Computing the UTF-8 size of a Latin 1 string quickly (ARM NEON edition)

While most of our software relies on Unicode strings, we often still encounter legacy encodings such as Latin 1. JavaScript strings are often stored as either Latin 1, UTF-8 or UTF-16 internally. Before we convert Latin 1 strings to Unicode (e.g., UTF-8), we must compute the size of the UTF-8 string. It is fairly easy: all ASCII characters map 1 byte to 1 byte, while other characters (with code point values from 128 to 256) map 1 Latin byte to 2 Unicode bytes (in UTF-8).

Computers represent strings using bytes. Most often, we use the Unicode standard to represent characters in bytes. The universal format to exchange strings online is called UTF-8. It can represent over a million characters while retaining compatibility with the ancient ASCII format.

Though most of our software stack has moved to Unicode strings, there are still older standards like Latin 1 used for European strings. Thus we often need to convert Latin 1 strings to UTF-8. It is useful to first compute the size (in bytes) of the eventual UTF-8 strings. You can code a simple C function to compute the UTF-8 size from the Latin 1 input as follow:

size_t scalar_utf8_length(const char * c, size_t len) {
  size_t answer = 0;
  for(size_t i = 0; i<len; i++) {
    if((c[i]>>7)) { answer++;}
  }
  return answer + len;
}

In Computing the UTF-8 size of a Latin 1 string quickly (AVX edition), I reviewed faster techniques to solve this problem on x64 processors.

What about ARM processors (as in your recent MacBook)?

Keyhan Vakil came up with a nice solution with relies on the availability for “narrowing instructions” in ARM processors. Basically you can take a 16-byte vector registers and create a 8-byte register (virtually) by truncating or rounding the results. Conveniently, you can also combine bit shifting with narrowing.

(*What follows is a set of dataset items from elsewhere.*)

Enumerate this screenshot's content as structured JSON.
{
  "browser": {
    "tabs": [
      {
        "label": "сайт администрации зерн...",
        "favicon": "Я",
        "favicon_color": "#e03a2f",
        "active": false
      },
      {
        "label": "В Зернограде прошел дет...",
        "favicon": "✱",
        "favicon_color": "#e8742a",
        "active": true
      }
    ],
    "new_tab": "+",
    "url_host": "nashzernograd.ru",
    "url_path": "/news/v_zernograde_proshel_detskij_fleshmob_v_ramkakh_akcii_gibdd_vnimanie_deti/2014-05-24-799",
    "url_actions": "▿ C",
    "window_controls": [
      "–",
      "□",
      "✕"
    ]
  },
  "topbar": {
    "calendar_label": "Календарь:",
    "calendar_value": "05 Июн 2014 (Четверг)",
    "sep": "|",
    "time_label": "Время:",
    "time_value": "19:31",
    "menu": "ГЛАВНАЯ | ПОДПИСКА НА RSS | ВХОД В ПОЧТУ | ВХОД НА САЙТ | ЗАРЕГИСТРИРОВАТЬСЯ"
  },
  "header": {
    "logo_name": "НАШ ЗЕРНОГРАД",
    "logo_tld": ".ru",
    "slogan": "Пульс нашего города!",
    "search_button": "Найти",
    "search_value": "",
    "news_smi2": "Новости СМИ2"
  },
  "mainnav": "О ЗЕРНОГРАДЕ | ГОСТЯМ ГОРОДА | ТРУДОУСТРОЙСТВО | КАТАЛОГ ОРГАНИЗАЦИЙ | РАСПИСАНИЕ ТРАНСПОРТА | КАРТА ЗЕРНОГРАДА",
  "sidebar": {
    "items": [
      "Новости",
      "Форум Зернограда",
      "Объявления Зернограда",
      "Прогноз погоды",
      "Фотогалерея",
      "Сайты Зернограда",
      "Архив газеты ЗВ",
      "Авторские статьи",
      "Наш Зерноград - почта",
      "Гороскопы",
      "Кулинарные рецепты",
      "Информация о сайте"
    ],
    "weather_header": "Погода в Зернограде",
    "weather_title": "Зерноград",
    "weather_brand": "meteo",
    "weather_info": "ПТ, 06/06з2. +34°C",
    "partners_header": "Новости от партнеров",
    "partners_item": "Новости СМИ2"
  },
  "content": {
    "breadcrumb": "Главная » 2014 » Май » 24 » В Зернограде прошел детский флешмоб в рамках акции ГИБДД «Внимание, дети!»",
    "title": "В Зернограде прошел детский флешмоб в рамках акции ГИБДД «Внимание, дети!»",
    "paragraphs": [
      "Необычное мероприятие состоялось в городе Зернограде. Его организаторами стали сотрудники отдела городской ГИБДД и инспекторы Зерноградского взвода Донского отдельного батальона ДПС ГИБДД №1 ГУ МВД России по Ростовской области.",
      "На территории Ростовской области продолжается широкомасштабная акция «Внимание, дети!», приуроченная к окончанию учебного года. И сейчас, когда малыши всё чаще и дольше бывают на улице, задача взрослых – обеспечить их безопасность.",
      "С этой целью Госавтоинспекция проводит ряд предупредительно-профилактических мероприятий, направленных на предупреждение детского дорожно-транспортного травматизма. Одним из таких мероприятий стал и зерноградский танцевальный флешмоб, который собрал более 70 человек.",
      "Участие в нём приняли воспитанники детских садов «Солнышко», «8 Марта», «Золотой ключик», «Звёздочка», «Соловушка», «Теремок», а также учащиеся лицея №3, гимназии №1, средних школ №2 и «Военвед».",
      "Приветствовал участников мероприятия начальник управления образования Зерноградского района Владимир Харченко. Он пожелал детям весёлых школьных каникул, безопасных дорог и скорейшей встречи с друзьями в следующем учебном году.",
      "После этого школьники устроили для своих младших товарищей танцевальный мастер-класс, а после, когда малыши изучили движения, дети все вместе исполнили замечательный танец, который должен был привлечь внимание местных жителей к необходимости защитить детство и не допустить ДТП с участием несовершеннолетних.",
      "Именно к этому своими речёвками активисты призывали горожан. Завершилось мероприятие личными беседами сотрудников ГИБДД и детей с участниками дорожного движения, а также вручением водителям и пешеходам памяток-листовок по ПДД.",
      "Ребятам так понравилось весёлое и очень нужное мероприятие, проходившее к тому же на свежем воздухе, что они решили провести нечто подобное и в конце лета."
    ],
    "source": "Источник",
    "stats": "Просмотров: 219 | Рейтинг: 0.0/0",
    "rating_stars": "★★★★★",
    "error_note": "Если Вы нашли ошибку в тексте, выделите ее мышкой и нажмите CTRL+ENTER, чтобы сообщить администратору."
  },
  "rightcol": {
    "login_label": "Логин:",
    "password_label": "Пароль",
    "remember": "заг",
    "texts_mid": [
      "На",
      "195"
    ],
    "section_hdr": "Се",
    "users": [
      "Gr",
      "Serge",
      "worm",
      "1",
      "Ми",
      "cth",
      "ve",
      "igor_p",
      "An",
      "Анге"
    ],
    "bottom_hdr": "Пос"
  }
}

Consider pairs of successive 8-bit words as a 16-bit word. E.g., if the 16 bits start out as aaaaaaaabbbbbbbb then a shift-by-four-and-narrow creates the byte value aaaabbbb. Indeed, if you shift a 16-bit word by 4 bits and keep only the least significant 8 bits of the result, then

  1. the most significant 4 bits from the second 8-bit word become the least significant 4 bits in the result
  2. and the least significant 4 bits from the first 8-bit word become the most significant 4 bits.

This is convenient because vectorized comparison functions often generate filled bytes when the comparison is true (all 1s). The final algorithm in C looks as follows:

uint64_t utf8_length_kvakil(const uint8_t *data, uint32_t length) {
  uint64_t result = 0;
  const int lanes = sizeof(uint8x16_t);
  uint8_t rem = length % lanes;
  const uint8_t *simd_end = data + (length / lanes) * lanes;
  const uint8x16_t threshold = vdupq_n_u8(0x80);
  for (; data < simd_end; data += lanes) {
    // load 16 bytes
    uint8x16_t input = vld1q_u8(data);
    // compare to threshold (0x80)
    uint8x16_t withhighbit = vcgeq_u8(input, threshold);
    // shift and narrow
    uint8x8_t highbits = vshrn_n_u16(vreinterpretq_u16_u8(withhighbit), 4);
    // we have 0, 4 or 8 bits per byte
    uint8x8_t bitsperbyte = vcnt_u8(highbits);
    // sum the bytes vertically to uint16_t
   result += vaddlv_u8(bitsperbyte);
  }
  result /= 4; // we overcounted by a factor of 4
  // scalar tail
  for (uint8_t j = 0; j < rem; j++) {
    result += (simd_end[j] >> 7);
  }
  return result + length;
}

Can you beat Vakil? You can surely reduce the instruction count but once you reach speeds like 20 GB/s, it becomes difficult to go much faster without hitting memory and cache speed limits.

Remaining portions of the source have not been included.